Inside each Joy-Con controller lies a 1.9Wh lithium-ion battery allowing for up to 20 hours of battery life. For motion sensing, there is another STMicrolectronics 3D accelerometer and gyroscope, this time in the form of an LSM6DS3 module.
Wireless connectivity to the main console is provided by a Cypress CYW20734 Bluetooth Transceiver. Compared to the WiFi/Bluetooth module in the main console, this is a much more stripped down and compact wireless chip focused purely on Bluetooth connectivity. Besides the Bluetooth chip, the Red Joy-Con also has an NFC module from STMicrolectronics. This is used for NFC-based "Toys to Life" interactions with Nintendo's Amiibo figurines.


Figure 5. Each Joy-Con controller houses its own wireless module, accelerometer, and haptic motor. Image courtesy iFixit.

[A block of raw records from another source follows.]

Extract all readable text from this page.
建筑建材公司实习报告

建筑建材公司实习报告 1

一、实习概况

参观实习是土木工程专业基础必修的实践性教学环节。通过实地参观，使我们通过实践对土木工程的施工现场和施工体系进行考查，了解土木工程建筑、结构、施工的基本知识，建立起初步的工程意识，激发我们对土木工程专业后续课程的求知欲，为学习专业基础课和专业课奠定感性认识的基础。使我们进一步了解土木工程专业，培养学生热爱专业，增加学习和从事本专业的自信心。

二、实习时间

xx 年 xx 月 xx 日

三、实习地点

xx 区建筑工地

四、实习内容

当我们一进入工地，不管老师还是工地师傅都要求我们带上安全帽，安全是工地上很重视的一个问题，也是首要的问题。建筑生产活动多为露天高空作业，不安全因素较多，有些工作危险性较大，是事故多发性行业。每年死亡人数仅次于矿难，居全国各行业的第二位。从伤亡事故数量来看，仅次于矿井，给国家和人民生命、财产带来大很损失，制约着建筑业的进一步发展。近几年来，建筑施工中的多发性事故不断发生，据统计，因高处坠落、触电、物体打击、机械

Besides the gamepad buttons and inertial sensors, the Red Joy-Con controller has an IR camera as well as 4 IR LEDs. This camera can detect shapes and distances of objects such as hands, allowing for new modes of interaction.
To provide its "Rumble HD" haptic feedback, each Joy-Con features a custom LRA haptic module. Compared to the eccentric rotating mass (ERM) style haptic modules found in many smartphones, LRA haptic modules provide much more control. Using programmable waveforms, they can deliver nuanced feedback, such as taps, clicks, or bumps, instead of just simple vibrations like first generation haptics.​

Conclusion

The Nintendo Switch has won strong reviews from a variety of tech and gaming magazines for its innovative design. Its transition from a home-based console is one of the main reasons for the acclaim. By using a 720p display and Tegra X1 SoC, it is able to scale its performance and power usage up and down based on whether it is docked or in portable mode.

The other half of the Switch's appeal is its evolution of the Wii's innovative control scheme. The Joy-Con controllers transition easily from being normal controllers attached to the side of the console to being independent, wireless controllers, each with its own inertial sensors, allowing for two-person play with just one console.
Though the Switch makes plenty of use of off-the-shelf commodity hardware, it unleashes the potential of every component and ends up providing a complete experience. It shows that ground-breaking products are much more than just the sum of their parts.

All pictures sourced, with permission, from iFixit.com's Nintendo Switch TearDown.